Scaling GRR within a single server

For 3.1.0 and later, use a systemd drop-in override to control how many copies of each component you run on each machine. This can initially be done using:

sudo systemctl edit grr-server

which creates “/etc/systemd/system/grr-server.service.d/override.conf”. You’ll want to turn this into a template file and control via puppet or similar. An example override that just runs 3 workers looks like:

[Service]
ExecReload=
ExecReload=/bin/systemctl --no-block reload grr-server@worker.service grr-server@worker2.service grr-server@worker3.service
ExecStart=
ExecStart=/bin/systemctl --no-block start grr-server@worker.service grr-server@worker2.service grr-server@worker3.service
ExecStop=
ExecStop=/bin/systemctl --no-block stop grr-server@worker.service grr-server@worker2.service grr-server@worker3.service

When starting multiple copies of the UI and the web frontend you also need to tell GRR which ports it should be using. So if you want 10 http frontends on a machine you would configure your systemd drop-in to start 10 copies and then set Frontend.port_max so that you have a range of 10 ports from Frontend.bind_port. (I.E. set Frontend.bind_port to 8080 and Frontend.port_max to 8089) You can then configure your load balancer to distribute across that port range. AdminUI.port_max works the same way for the UI.

Large Scale Deployment

The GRR server components should be distributed across multiple machines in any deployment where you expect to have more than a few hundred clients, or even smaller deployments if you plan on doing intensive hunting. The performance needs of the various components are discussed below, and some real-world example deployment configurations are described in the FAQ.

You should install the GRR package on all machines and use configuration management (chef, puppet etc.) to:

Distribute the same grr-server.yaml to each machine
Control how many of each component to run on each machine (see next section for details)

For scaling the fleetspeak communication framework, see the instructions in the fleetspeak section.

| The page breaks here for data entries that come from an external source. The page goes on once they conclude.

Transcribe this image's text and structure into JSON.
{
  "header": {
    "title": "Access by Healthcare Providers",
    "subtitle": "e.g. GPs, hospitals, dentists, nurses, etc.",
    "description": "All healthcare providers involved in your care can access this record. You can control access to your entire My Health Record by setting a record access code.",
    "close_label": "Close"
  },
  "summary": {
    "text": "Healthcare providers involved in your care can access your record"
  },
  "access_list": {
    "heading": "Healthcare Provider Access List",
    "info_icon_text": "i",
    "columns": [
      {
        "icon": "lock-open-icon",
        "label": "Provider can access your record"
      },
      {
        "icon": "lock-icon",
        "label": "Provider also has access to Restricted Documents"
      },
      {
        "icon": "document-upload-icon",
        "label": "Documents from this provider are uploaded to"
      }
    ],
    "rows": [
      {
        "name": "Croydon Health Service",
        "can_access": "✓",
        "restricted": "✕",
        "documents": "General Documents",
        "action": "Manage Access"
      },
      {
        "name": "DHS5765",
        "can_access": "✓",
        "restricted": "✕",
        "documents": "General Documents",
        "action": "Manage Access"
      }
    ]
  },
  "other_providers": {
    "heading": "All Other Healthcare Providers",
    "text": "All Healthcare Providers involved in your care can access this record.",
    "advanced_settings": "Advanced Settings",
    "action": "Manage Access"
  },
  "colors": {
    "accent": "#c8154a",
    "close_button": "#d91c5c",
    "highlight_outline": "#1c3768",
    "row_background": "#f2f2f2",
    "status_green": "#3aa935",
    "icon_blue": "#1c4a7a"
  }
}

Component Performance Needs

Worker: you will probably want to run more than one worker. In a large deployment where you are running numerous hunts it makes sense to run 20+ workers. As long as the datastore scales, the more workers you have the faster things get done. We previously had a config setting that forked worker processes off, but this turned out to play badly with datastore connection pools, the stats store, and monitoring ports so it was removed.
HTTP frontend: The frontend http server can be a significant bottleneck. By default we ship with a simple http server, but this is single process, written in python which means it may have thread lock issues. To get better performance you will need to run multiple instances of the HTTP frontend behind a reverse HTTP proxy (i.e. Apache or Nginx). Assuming your datastore handles it, these should scale linearly.
Web UI: The admin UI component is usually under light load, but you can run as many as you want for redundancy (you’ll need to run them behind Apache or Nginx to load-balance the traffic). The more concurrent GRR users you have, the more instances you need. This is also the API server, so if you intend to use the API heavily run more.